Minutes passed.  I concentrated on my driving and she clearly concentrated on something else.

“You know, it was the one I interviewed you for.”

It was a good thing there was a red light ahead because I needed the stop. It's actually a very long light at the intersection of Greenspring Valley Road and Greenspring Avenue.  The locals are annoyed by it but the tourists to the local horse farms need the extra two minutes to figure out why they would name two intersecting streets the same name. The intersection is close to about five schools too.  Maybe I'm not the only parent in the area who needs that long light to collect thoughts at pick-up time.

“Really?” I answered, feeling as proud of myself as I was of her.

Am I the only one who still feels like they should be getting good grades in life?

“The other girls interviewed a lot of grandparents about their war stories.  I think Ms. G got bored with that. Ms. G liked my topic.  She said it was the most original.”

Her assignment was to write a paper about a significant event in US History and then interview a relative or friend on how that event changed their lives.  Most girls wrote about various wars.  Those lucky enough to have surviving grandparents from  WWII, the Korean War or  unlucky enough to have parents who experienced the Vietnam War or the more current Middle East conflicts wrote and interviewed a relative about the event.  We, unfortunately, do not have anyone who have survived any of these conflicts in our immediate family.  Nor do we have statesmen, politicians, or any American movers or shakers in the family that would be willing to talk to her.

She chose to write about the development of the personal computer and the Internet.  

I thought it was clever of her since both had radically changed all of our lives, and rather peacefully I might add too.

In the interview I regaled on my plight as a college student, not even having my own typewriter and having to go to the library to pay 25 cents per 15 minutes to type papers, always with liquid paper close at hand.  I was tempted to say I had to walk to campus without shoes too but that was pushing it.

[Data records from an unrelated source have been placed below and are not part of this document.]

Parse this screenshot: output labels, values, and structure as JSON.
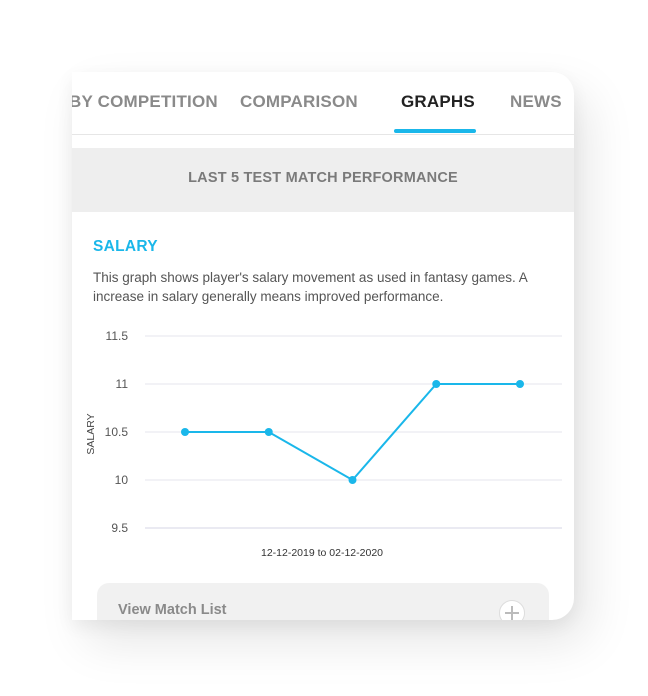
{
  "tabs": [
    {
      "label": "BY COMPETITION",
      "active": false
    },
    {
      "label": "COMPARISON",
      "active": false
    },
    {
      "label": "GRAPHS",
      "active": true
    },
    {
      "label": "NEWS",
      "active": false
    }
  ],
  "section_header": "LAST 5 TEST MATCH PERFORMANCE",
  "salary": {
    "title": "SALARY",
    "description": "This graph shows player's salary movement as used in fantasy games. A increase in salary generally means improved performance."
  },
  "chart_data": {
    "type": "line",
    "ylabel": "SALARY",
    "xlabel": "12-12-2019 to 02-12-2020",
    "x": [
      1,
      2,
      3,
      4,
      5
    ],
    "series": [
      {
        "values": [
          10.5,
          10.5,
          10,
          11,
          11
        ]
      }
    ],
    "ylim": [
      9.5,
      11.5
    ],
    "yticks": [
      "11.5",
      "11",
      "10.5",
      "10",
      "9.5"
    ],
    "grid": true,
    "color": "#1ab7ea"
  },
  "view_match_list": {
    "label": "View Match List"
  },
  "colors": {
    "accent": "#1ab7ea",
    "header_bg": "#eeeeee"
  }
}
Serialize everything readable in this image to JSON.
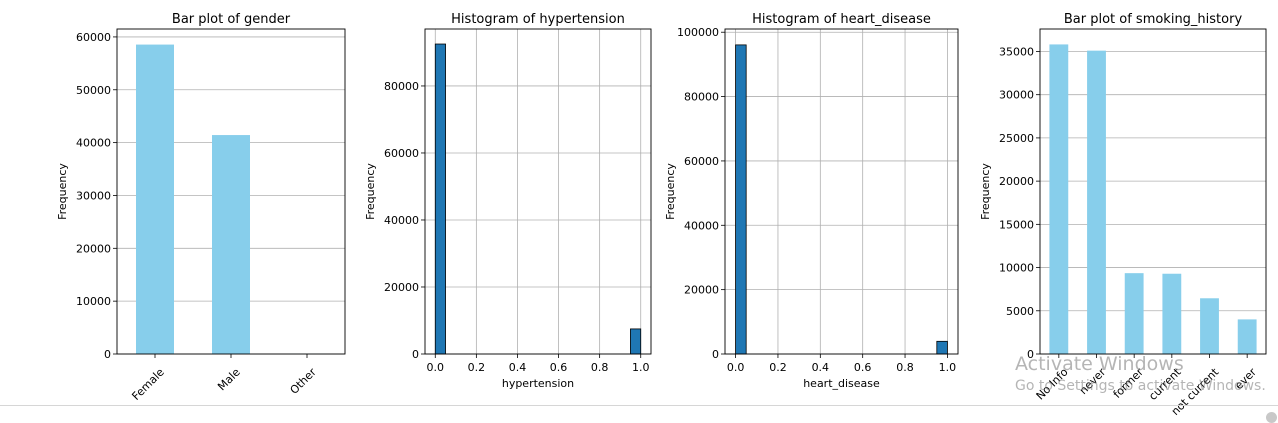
{
  "chart_data": [
    {
      "type": "bar",
      "title": "Bar plot of gender",
      "xlabel": "",
      "ylabel": "Frequency",
      "categories": [
        "Female",
        "Male",
        "Other"
      ],
      "values": [
        58552,
        41430,
        18
      ],
      "ylim": [
        0,
        61500
      ],
      "yticks": [
        0,
        10000,
        20000,
        30000,
        40000,
        50000,
        60000
      ],
      "grid": "y",
      "color": "#87CEEB"
    },
    {
      "type": "histogram",
      "title": "Histogram of hypertension",
      "xlabel": "hypertension",
      "ylabel": "Frequency",
      "bins": [
        {
          "x0": 0.0,
          "x1": 0.05,
          "count": 92515
        },
        {
          "x0": 0.95,
          "x1": 1.0,
          "count": 7485
        }
      ],
      "xlim": [
        -0.05,
        1.05
      ],
      "ylim": [
        0,
        97000
      ],
      "xticks": [
        0.0,
        0.2,
        0.4,
        0.6,
        0.8,
        1.0
      ],
      "yticks": [
        0,
        20000,
        40000,
        60000,
        80000
      ],
      "grid": "both",
      "color": "#1f77b4"
    },
    {
      "type": "histogram",
      "title": "Histogram of heart_disease",
      "xlabel": "heart_disease",
      "ylabel": "Frequency",
      "bins": [
        {
          "x0": 0.0,
          "x1": 0.05,
          "count": 96058
        },
        {
          "x0": 0.95,
          "x1": 1.0,
          "count": 3942
        }
      ],
      "xlim": [
        -0.05,
        1.05
      ],
      "ylim": [
        0,
        101000
      ],
      "xticks": [
        0.0,
        0.2,
        0.4,
        0.6,
        0.8,
        1.0
      ],
      "yticks": [
        0,
        20000,
        40000,
        60000,
        80000,
        100000
      ],
      "grid": "both",
      "color": "#1f77b4"
    },
    {
      "type": "bar",
      "title": "Bar plot of smoking_history",
      "xlabel": "",
      "ylabel": "Frequency",
      "categories": [
        "No Info",
        "never",
        "former",
        "current",
        "not current",
        "ever"
      ],
      "values": [
        35816,
        35095,
        9352,
        9286,
        6447,
        4004
      ],
      "ylim": [
        0,
        37600
      ],
      "yticks": [
        0,
        5000,
        10000,
        15000,
        20000,
        25000,
        30000,
        35000
      ],
      "grid": "y",
      "color": "#87CEEB"
    }
  ],
  "overlay": {
    "watermark_title": "Activate Windows",
    "watermark_subtitle": "Go to Settings to activate Windows."
  }
}
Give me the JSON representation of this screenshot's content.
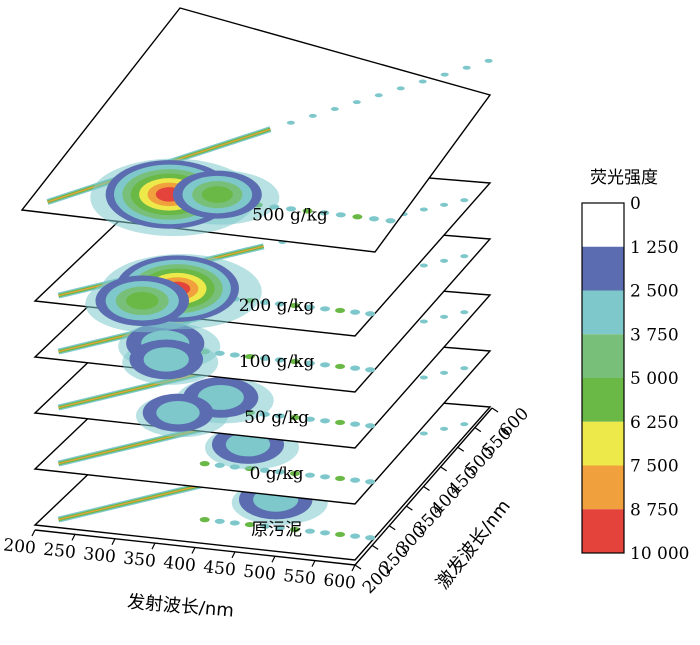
{
  "chart_data": {
    "type": "contour",
    "x_axis": {
      "label": "发射波长/nm",
      "ticks": [
        200,
        250,
        300,
        350,
        400,
        450,
        500,
        550,
        600
      ],
      "range": [
        200,
        600
      ]
    },
    "y_axis": {
      "label": "激发波长/nm",
      "ticks": [
        200,
        250,
        300,
        350,
        400,
        450,
        500,
        550,
        600
      ],
      "range": [
        200,
        600
      ]
    },
    "colorbar": {
      "title": "荧光强度",
      "levels": [
        "0",
        "1 250",
        "2 500",
        "3 750",
        "5 000",
        "6 250",
        "7 500",
        "8 750",
        "10 000"
      ],
      "colors": [
        "#ffffff",
        "#5b6db0",
        "#7ec8cc",
        "#78c07a",
        "#6ab845",
        "#eee94a",
        "#f0a03c",
        "#e3433a"
      ]
    },
    "slices": [
      {
        "label": "原污泥",
        "peaks": [
          {
            "em": 440,
            "ex": 330,
            "value": 3000
          }
        ]
      },
      {
        "label": "0 g/kg",
        "peaks": [
          {
            "em": 410,
            "ex": 320,
            "value": 2800
          }
        ]
      },
      {
        "label": "50 g/kg",
        "peaks": [
          {
            "em": 390,
            "ex": 290,
            "value": 3200
          },
          {
            "em": 360,
            "ex": 240,
            "value": 2600
          }
        ]
      },
      {
        "label": "100 g/kg",
        "peaks": [
          {
            "em": 330,
            "ex": 270,
            "value": 3600
          },
          {
            "em": 350,
            "ex": 230,
            "value": 3000
          }
        ]
      },
      {
        "label": "200 g/kg",
        "peaks": [
          {
            "em": 345,
            "ex": 270,
            "value": 9500
          },
          {
            "em": 320,
            "ex": 230,
            "value": 5600
          }
        ]
      },
      {
        "label": "500 g/kg",
        "peaks": [
          {
            "em": 340,
            "ex": 260,
            "value": 10000
          },
          {
            "em": 390,
            "ex": 270,
            "value": 5000
          }
        ]
      }
    ]
  }
}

I revealed my only college experience with computers was having to deal with (and it was a big deal) old DEC20s for Elementary Statistics and generating reams of perforated paper to calculate means, medians, P values, etc.,  something we can do today in milliseconds and without destroying an entire forest.

I spoke of playing one of the first computer games in college called "Adventure" (also called Colossus Cave) and amazing a then Business School boyfriend on how far I could get.

I told of having to write papers or do research in college or med school and having to use the first Medline system in a library to look up original papers. 

I remembered how the hospital of my residency in Chicago was way ahead of its time in the late 1980’s by having a computer ordering system.

On how her father and I shared an email on AOL when “Electronic mail”  was first widely used and how hesitant people were to use it, always backing it up with paper copies.

I explained how everyone thought the computer universe would end in Y2K and how the nation and the world braced itself for the electronic Armageddon that wasn’t.

I also referred to Thomas Friedman’s work The World is Flat. One of Friedman's premises is that the rise of personal computers throughout the world contributed greatly to the globalization of markets and information.

And, of course, how "Google" has become everyone's peripheral brain.

I was on a roll.

I was surprised that she used my interview verbatim.

Teenagers. They surprise you sometimes.  Sometimes you realize that you can surprise them too.

I shake my head, sigh, then smile.

And I feel to be a cog in something turning.....

Thanks Joni. Yet another Joni I need to be thankful for.

Sometimes we forget our place in history. And we all have one.

That reminder was the best history lesson of all.

Now if only my eldest would take my advice about Physics.